Angesichts des Wahlergebnisses hatte Frank Plasberg das Thema und die Gäste seiner Sendung am Montagabend kurzfristig geändert. Das Motto um 21.15 Uhr lautete nun: "Die gerupfte Kanzlerin - wie regieren nach dem Debakel der Volksparteien?" Am Freitag hatte die Plasberg-Redaktion die Sendung noch "Die Entscheidung und viele Fragen - wie wird die Wahl unser Land verändern?" übertitelt.

Die "gerupfte Kanzlerin" war kein schlechter Titel. Immerhin hat die CDU ihr zweitschlechtestes Ergebnis seit 1949 eingefahren.

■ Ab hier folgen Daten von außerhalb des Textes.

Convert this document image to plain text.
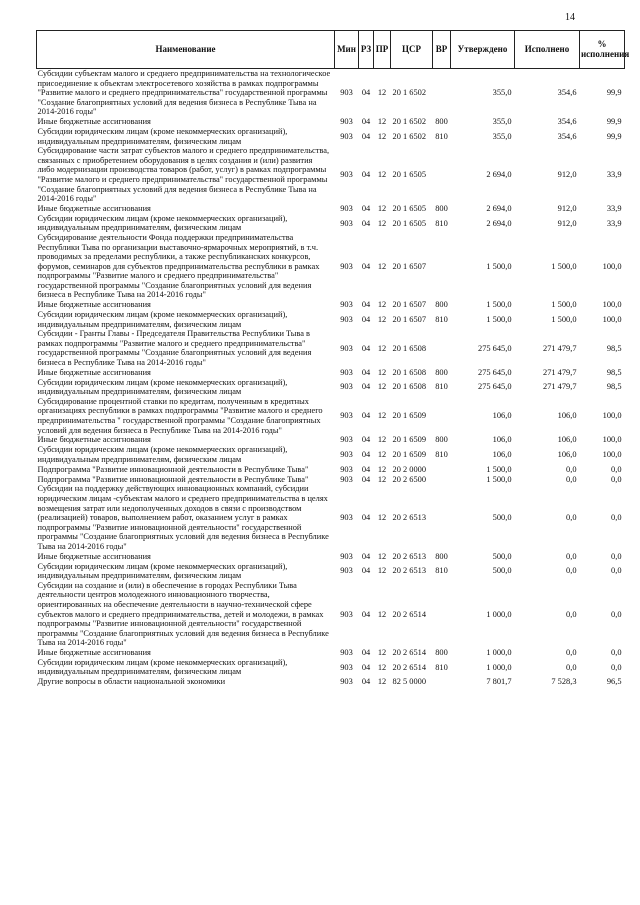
14
Наименование	Мин	РЗ	ПР	ЦСР	ВР	Утверждено	Исполнено	% исполнения
Субсидии субъектам малого и среднего предпринимательства на технологическое присоединение к объектам электросетевого хозяйства в рамках подпрограммы "Развитие малого и среднего предпринимательства" государственной программы "Создание благоприятных условий для ведения бизнеса в Республике Тыва на 2014-2016 годы"	903	04	12	20 1 6502		355,0	354,6	99,9
Иные бюджетные ассигнования	903	04	12	20 1 6502	800	355,0	354,6	99,9
Субсидии юридическим лицам (кроме некоммерческих организаций), индивидуальным предпринимателям, физическим лицам	903	04	12	20 1 6502	810	355,0	354,6	99,9
Субсидирование части затрат субъектов малого и среднего предпринимательства, связанных с приобретением оборудования в целях создания и (или) развития либо модернизации производства товаров (работ, услуг) в рамках подпрограммы "Развитие малого и среднего предпринимательства" государственной программы "Создание благоприятных условий для ведения бизнеса в Республике Тыва на 2014-2016 годы"	903	04	12	20 1 6505		2 694,0	912,0	33,9
Иные бюджетные ассигнования	903	04	12	20 1 6505	800	2 694,0	912,0	33,9
Субсидии юридическим лицам (кроме некоммерческих организаций), индивидуальным предпринимателям, физическим лицам	903	04	12	20 1 6505	810	2 694,0	912,0	33,9
Субсидирование деятельности Фонда поддержки предпринимательства Республики Тыва по организации выставочно-ярмарочных мероприятий, в т.ч. проводимых за пределами республики, а также республиканских конкурсов, форумов, семинаров для субъектов предпринимательства республики в рамках подпрограммы "Развитие малого и среднего предпринимательства" государственной программы "Создание благоприятных условий для ведения бизнеса в Республике Тыва на 2014-2016 годы"	903	04	12	20 1 6507		1 500,0	1 500,0	100,0
Иные бюджетные ассигнования	903	04	12	20 1 6507	800	1 500,0	1 500,0	100,0
Субсидии юридическим лицам (кроме некоммерческих организаций), индивидуальным предпринимателям, физическим лицам	903	04	12	20 1 6507	810	1 500,0	1 500,0	100,0
Субсидии - Гранты Главы - Председателя Правительства Республики Тыва в рамках подпрограммы "Развитие малого и среднего предпринимательства" государственной программы "Создание благоприятных условий для ведения бизнеса в Республике Тыва на 2014-2016 годы"	903	04	12	20 1 6508		275 645,0	271 479,7	98,5
Иные бюджетные ассигнования	903	04	12	20 1 6508	800	275 645,0	271 479,7	98,5
Субсидии юридическим лицам (кроме некоммерческих организаций), индивидуальным предпринимателям, физическим лицам	903	04	12	20 1 6508	810	275 645,0	271 479,7	98,5
Субсидирование процентной ставки по кредитам, полученным в кредитных организациях республики в рамках подпрограммы "Развитие малого и среднего предпринимательства " государственной программы "Создание благоприятных условий для ведения бизнеса в Республике Тыва на 2014-2016 годы"	903	04	12	20 1 6509		106,0	106,0	100,0
Иные бюджетные ассигнования	903	04	12	20 1 6509	800	106,0	106,0	100,0
Субсидии юридическим лицам (кроме некоммерческих организаций), индивидуальным предпринимателям, физическим лицам	903	04	12	20 1 6509	810	106,0	106,0	100,0
Подпрограмма "Развитие инновационной деятельности в Республике Тыва"	903	04	12	20 2 0000		1 500,0	0,0	0,0
Подпрограмма "Развитие инновационной деятельности в Республике Тыва"	903	04	12	20 2 6500		1 500,0	0,0	0,0
Субсидии на поддержку действующих инновационных компаний, субсидии юридическим лицам -субъектам малого и среднего предпринимательства в целях возмещения затрат или недополученных доходов в связи с производством (реализацией) товаров, выполнением работ, оказанием услуг в рамках подпрограммы "Развитие инновационной деятельности" государственной программы "Создание благоприятных условий для ведения бизнеса в Республике Тыва на 2014-2016 годы"	903	04	12	20 2 6513		500,0	0,0	0,0
Иные бюджетные ассигнования	903	04	12	20 2 6513	800	500,0	0,0	0,0
Субсидии юридическим лицам (кроме некоммерческих организаций), индивидуальным предпринимателям, физическим лицам	903	04	12	20 2 6513	810	500,0	0,0	0,0
Субсидии на создание и (или) в обеспечение в городах Республики Тыва деятельности центров молодежного инновационного творчества, ориентированных на обеспечение деятельности в научно-технической сфере субъектов малого и среднего предпринимательства, детей и молодежи, в рамках подпрограммы "Развитие инновационной деятельности" государственной программы "Создание благоприятных условий для ведения бизнеса в Республике Тыва на 2014-2016 годы"	903	04	12	20 2 6514		1 000,0	0,0	0,0
Иные бюджетные ассигнования	903	04	12	20 2 6514	800	1 000,0	0,0	0,0
Субсидии юридическим лицам (кроме некоммерческих организаций), индивидуальным предпринимателям, физическим лицам	903	04	12	20 2 6514	810	1 000,0	0,0	0,0
Другие вопросы в области национальной экономики	903	04	12	82 5 0000		7 801,7	7 528,3	96,5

Zudem spielte die mögliche Jamaika-Koalition eine wichtige Rolle in Plasbergs Vorstellungen für die Sendung. Erst recht, nachdem die SPD an ihrem Gang in die Opposition festhält. Entsprechend dieser Fakten sollte diskutiert werden. Aber die eingeladenen Diskutanten hatten durchaus andere Vorstellungen.

Die Fronten

Von den beiden Vertreterinnen der Volksparteien gab es nichts Verwunderliches zu hören. Bär betonte, "der Wähler" habe "uns gestern eine Lektion erteilt". Dennoch habe die Union einen klaren Auftrag zur Regierungsbildung. Barley von der SPD verstand die Kritik am schnellen SPD-Rückzug in eine zukünftige Opposition nicht. Erstmal drüber schlafen? Keinesfalls. Eher dem, laut Barley, eindeutigen Wählervotum folgen: "Unser Platz ist in der Opposition."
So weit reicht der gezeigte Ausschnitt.